| Année: |
1873 |
| Pays: |
Chine |
| Mission: |
Tibet |
| Rédacteur: | Mgr Chauveau |
Mission du Thibet.
Une tourmente pareille à celle qui renversa Bonga, le 29 septembre 1865, s’est élevée récemment à Bathang, menaçant d’entraîner, dans une commune ruine, les six postes que nos confrères occupent sur la frontière du Thibet. Mgr Chauveau nous donne ces tristes nouvelles dans une lettre du 10 novembre 1873, d’où nous extrayons les détails qui suivent.
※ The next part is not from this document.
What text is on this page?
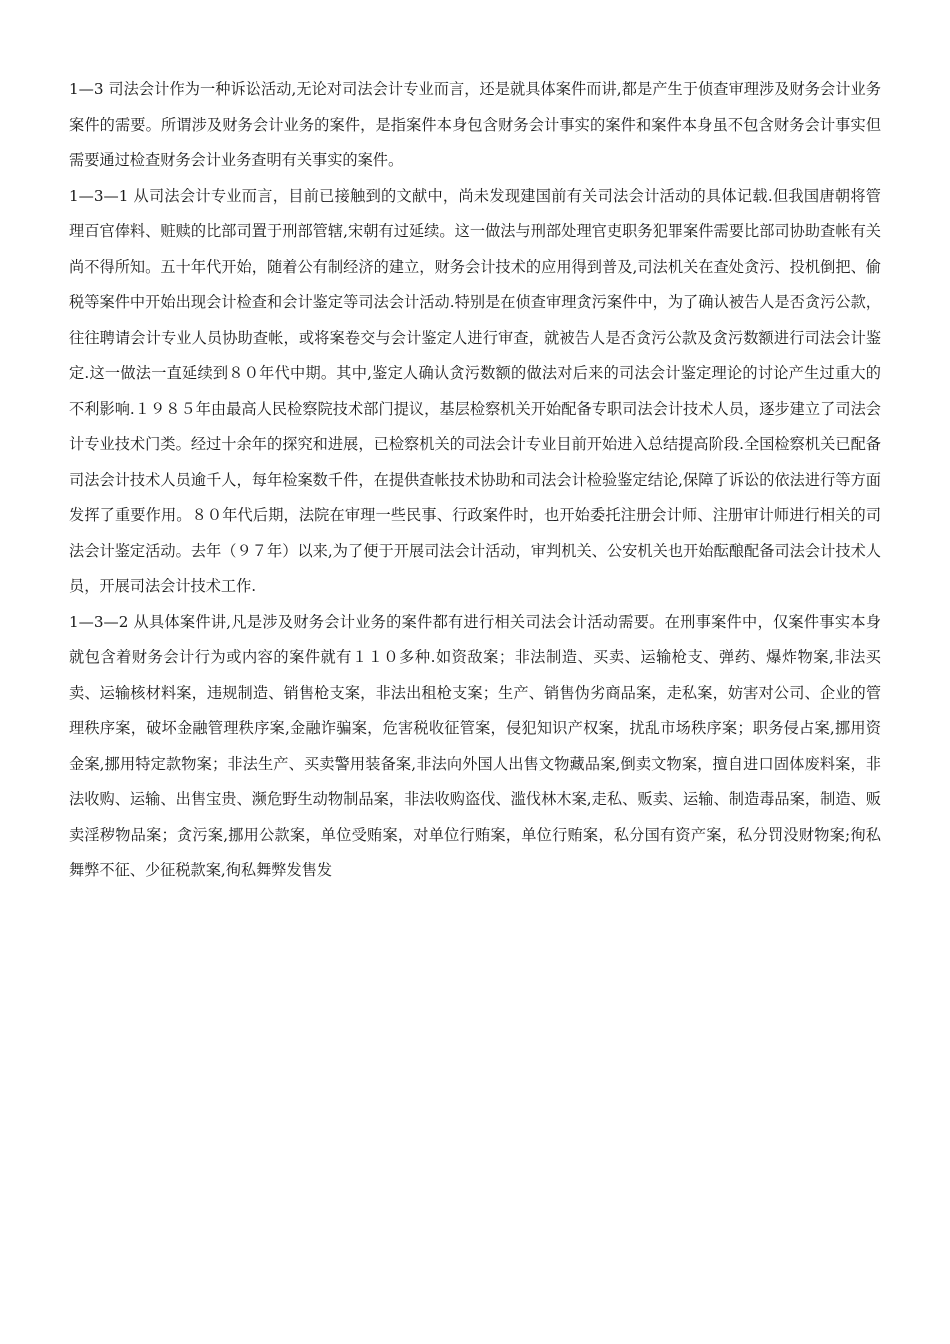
1—3 司法会计作为一种诉讼活动,无论对司法会计专业而言，还是就具体案件而讲,都是产生于侦查审理涉及财务会计业务案件的需要。所谓涉及财务会计业务的案件，是指案件本身包含财务会计事实的案件和案件本身虽不包含财务会计事实但需要通过检查财务会计业务查明有关事实的案件。

1—3—1 从司法会计专业而言，目前已接触到的文献中，尚未发现建国前有关司法会计活动的具体记载.但我国唐朝将管理百官俸料、赃赎的比部司置于刑部管辖,宋朝有过延续。这一做法与刑部处理官吏职务犯罪案件需要比部司协助查帐有关尚不得所知。五十年代开始，随着公有制经济的建立，财务会计技术的应用得到普及,司法机关在查处贪污、投机倒把、偷税等案件中开始出现会计检查和会计鉴定等司法会计活动.特别是在侦查审理贪污案件中，为了确认被告人是否贪污公款，往往聘请会计专业人员协助查帐，或将案卷交与会计鉴定人进行审查，就被告人是否贪污公款及贪污数额进行司法会计鉴定.这一做法一直延续到８０年代中期。其中,鉴定人确认贪污数额的做法对后来的司法会计鉴定理论的讨论产生过重大的不利影响.１９８５年由最高人民检察院技术部门提议，基层检察机关开始配备专职司法会计技术人员，逐步建立了司法会计专业技术门类。经过十余年的探究和进展，已检察机关的司法会计专业目前开始进入总结提高阶段.全国检察机关已配备司法会计技术人员逾千人，每年检案数千件，在提供查帐技术协助和司法会计检验鉴定结论,保障了诉讼的依法进行等方面发挥了重要作用。８０年代后期，法院在审理一些民事、行政案件时，也开始委托注册会计师、注册审计师进行相关的司法会计鉴定活动。去年（９７年）以来,为了便于开展司法会计活动，审判机关、公安机关也开始酝酿配备司法会计技术人员，开展司法会计技术工作.

1—3—2 从具体案件讲,凡是涉及财务会计业务的案件都有进行相关司法会计活动需要。在刑事案件中，仅案件事实本身就包含着财务会计行为或内容的案件就有１１０多种.如资敌案；非法制造、买卖、运输枪支、弹药、爆炸物案,非法买卖、运输核材料案，违规制造、销售枪支案，非法出租枪支案；生产、销售伪劣商品案，走私案，妨害对公司、企业的管理秩序案，破坏金融管理秩序案,金融诈骗案，危害税收征管案，侵犯知识产权案，扰乱市场秩序案；职务侵占案,挪用资金案,挪用特定款物案；非法生产、买卖警用装备案,非法向外国人出售文物藏品案,倒卖文物案，擅自进口固体废料案，非法收购、运输、出售宝贵、濒危野生动物制品案，非法收购盗伐、滥伐林木案,走私、贩卖、运输、制造毒品案，制造、贩卖淫秽物品案；贪污案,挪用公款案，单位受贿案，对单位行贿案，单位行贿案，私分国有资产案，私分罚没财物案;徇私舞弊不征、少征税款案,徇私舞弊发售发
Les grandes lamasseries de Lhassa, effrayées de l’influence qu’acquéraient peu à peu les idées chrétiennes, résolurent de ruiner les établissements des missionnaires. Il leur fut facile de faire entrer dans leurs vues les lamas de Bathang, qui se chargèrent des préparatifs et de l’exécution de l’émeute. Faire venir des montagnards indisciplinés, leur donner un mot d’ordre, puis les lancer tout à coup contre deux pauvres prêtres désarmés et sans soutiens, ce fut pour les lamas une chose facile. Le plan fut exécuté rigoureusement, et les deux missionnaires, malgré la résistance passive qu’ils opposèrent, durent abandonner leur maison, qui ne fut plus bientôt qu’un amas de ruines.
Deux autres stations chrétiennes, situées plus avant vers le sud-ouest, mais toujours sur le territoire de Bathang, ont dû subir le même sort. « Les Thibétains nous ont chassés, écrit Mgr « Chauveau, parce que, disent-ils, nous sommes la cause du terrible tremblement de terre de « 1870, de l’intempérie des saisons, de la multiplication des mulots et des lièvres, de la « sécheresse, des inondations et de plusieurs autres calamités dont leurs malheureux lamas les « menacent dans un avenir prochain. Daigne la lumière éternelle éclairer ces pauvres « aveugles ! On se sent presque fier, quand on voit peser sur soi des accusations comme celles « que je viens de citer. Il faut que la doctrine évangélique soit bien pure, pour que l’idolâtrie « en soit réduite à la combattre par des injures aussi puériles… Notre-Seigneur a bien ses « raisons pour permettre toutes ces épreuves ; elles étourdissent un moment, mais l’espérance « qu’elles auront un terme et qu’elles tourneront à notre bien suffit pour nous consoler dans « nos heures d’angoisses ! » Espérons toutefois que cette tourmente n’aura pas eu de funeste contre-coup dans les autres stations, et que cette nouvelle épreuve hâtera le jour des miséricordes, jour tant désiré, et depuis si longtemps attendu par la mission du Thibet.